Monday, October 27, 2008

Nice day for a white wedding

Children Two and Three arrived home from school at 4:25 Friday, which is normal for their schedule, and we finalized preparations for a family drive down to Connecticut for my cousin's wedding.

Google Maps warned us the drive from Montreal to Stamford, Conn. would take six hours and nine minutes. It took us about an hour longer because of traffic leading to the Champlain Bridge and a stop for gas and food.

We rolled in to our hotel around 12:30, unloaded, unpacked, and got to bed. As I get older, I dislike long drives more and more but I was consoled by the fact that I wasn't my sister, who would leave Toronto in just a few hours and roll in to the hotel 12 hours later.

We had a seedling of a plan to spend the day in New York City with my brothers, sister-in-law, baby nephew, and quite possibly a girlfriend (although I'm not sure of that status). The morning was spent greeting family and nurturing our plans. By noon, we knew we'd take the train to Grand Central Station instead of driving, but some of us wanted to head to the AMNH while others were more interested in heading south, specifically to the Statue of Liberty. The train guy and some locals helped us decide that we didn't have enough time to take the ferry to the statue.

Once in Manhattan, we walked near Times Square and found some lunch - shish kebabs from a cart for most of us, pizza from a place without wheels for the mincingly discriminating.

My gang all decided to head for the AMNH - surprise - along with my youngest brother and his girlfriend/not. I think he got frustrated by the line, and finally lost patience when a guard told him he couldn't take in his tripod, so he joined my other younger brother and family walking around the neighbourhood.

We didn't have time to see the entire museum. We spent the two hours we had on the fourth floor (pics here), which by the way is run by Mark Norell, who was hanging out as a post-doc when I was in my first year of my Ph.D. program at Yale. I was never sweaty and naked on a beach in winter with him, which is not something I can say about another head curator, the guy in charge at the DMNS (pics not known to exist).

We found seats on the 5:37 express to Stamford - rather, we thought we had. At 5:31, an intercom announced that the train we were on was not an express.
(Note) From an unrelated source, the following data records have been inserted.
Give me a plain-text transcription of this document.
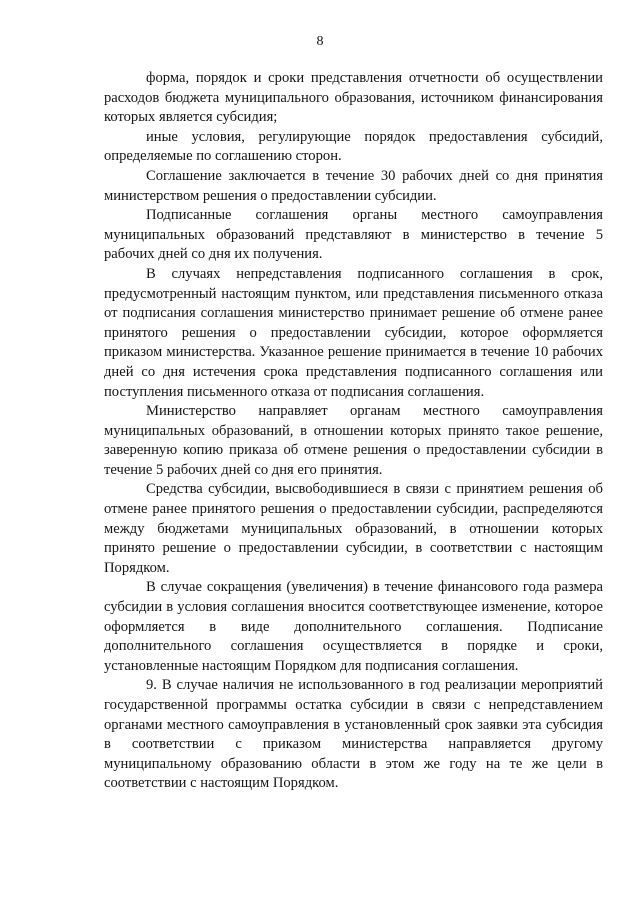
8

форма, порядок и сроки представления отчетности об осуществлении расходов бюджета муниципального образования, источником финансирования которых является субсидия;

иные условия, регулирующие порядок предоставления субсидий, определяемые по соглашению сторон.

Соглашение заключается в течение 30 рабочих дней со дня принятия министерством решения о предоставлении субсидии.

Подписанные соглашения органы местного самоуправления муниципальных образований представляют в министерство в течение 5 рабочих дней со дня их получения.

В случаях непредставления подписанного соглашения в срок, предусмотренный настоящим пунктом, или представления письменного отказа от подписания соглашения министерство принимает решение об отмене ранее принятого решения о предоставлении субсидии, которое оформляется приказом министерства. Указанное решение принимается в течение 10 рабочих дней со дня истечения срока представления подписанного соглашения или поступления письменного отказа от подписания соглашения.

Министерство направляет органам местного самоуправления муниципальных образований, в отношении которых принято такое решение, заверенную копию приказа об отмене решения о предоставлении субсидии в течение 5 рабочих дней со дня его принятия.

Средства субсидии, высвободившиеся в связи с принятием решения об отмене ранее принятого решения о предоставлении субсидии, распределяются между бюджетами муниципальных образований, в отношении которых принято решение о предоставлении субсидии, в соответствии с настоящим Порядком.

В случае сокращения (увеличения) в течение финансового года размера субсидии в условия соглашения вносится соответствующее изменение, которое оформляется в виде дополнительного соглашения. Подписание дополнительного соглашения осуществляется в порядке и сроки, установленные настоящим Порядком для подписания соглашения.

9. В случае наличия не использованного в год реализации мероприятий государственной программы остатка субсидии в связи с непредставлением органами местного самоуправления в установленный срок заявки эта субсидия в соответствии с приказом министерства направляется другому муниципальному образованию области в этом же году на те же цели в соответствии с настоящим Порядком.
The express was two tracks over, scheduled to leave at 5:34. We ran down the pier of Track 19 and got to the first car on Track 21 and ran into my brothers. There were no seats available, so the five of us leapfrogged cars to get to emptier cars. We found seats and settled in after I kicked Child Three in the nuts, pretty much accidentally.

That night, we drove up the many faces of Route 1 for an out-of-towners meal at Portchester. Practically everybody attending the wedding was an out-of-towner. The happy couple live in Manhattan, but the rest of their families live in Montreal and Toronto, with spikes in Houston, Scottsdale, and Israel, and others here and there.

I didn't get much sleep that night. A ventilation fan outside our room kept contributing white noise, but every once in a while it or something else would power up and sound like a turbojet. I had a headache, too. Surprisingly, the five lichee martinis hadn't helped.

The wedding was a success, helped by the calm, pleasant day. Our day in New York was gray, gusty, and a bit drizzly. It was held in Greenwich, Conn. and not in Mianus. How come I've never heard about that place before?

The groom employed the classic "fornication/for an occasion" pun to start his wedding speech, my youngest brother danced like Samwell, and a cousin from Holland gave a moving speech about his relationship with the bride's late father, my uncle.

Elvi volunteered to drive the entire way home, and I felt so drowsy, I let her. Our drives were eased by an iPod FM tuner I'd bought a few weeks ago, and by my Clubbery and my Top Tunes playlists. It sure beats trying to find a decent radio station, or talking.

After waking up at noon today, I snagged myself a pair of jobs, one a short-term Mac consulting gig and the other a paid script consulting job. Neither job will keep me in caviar or even taramosalata, but they beat a kick in the nuts, or even a kick in your kid's nuts, I'm sure.

2 Comments:

Blogger Naila J. said...

lol!

Poor Child Three!!

and congrats on the gigs! :)

October 28, 2008 11:24 AM  
Blogger elvi said...

"pretty much" accidentally?? "pretty much"? what the hell? don't you want grandchildren?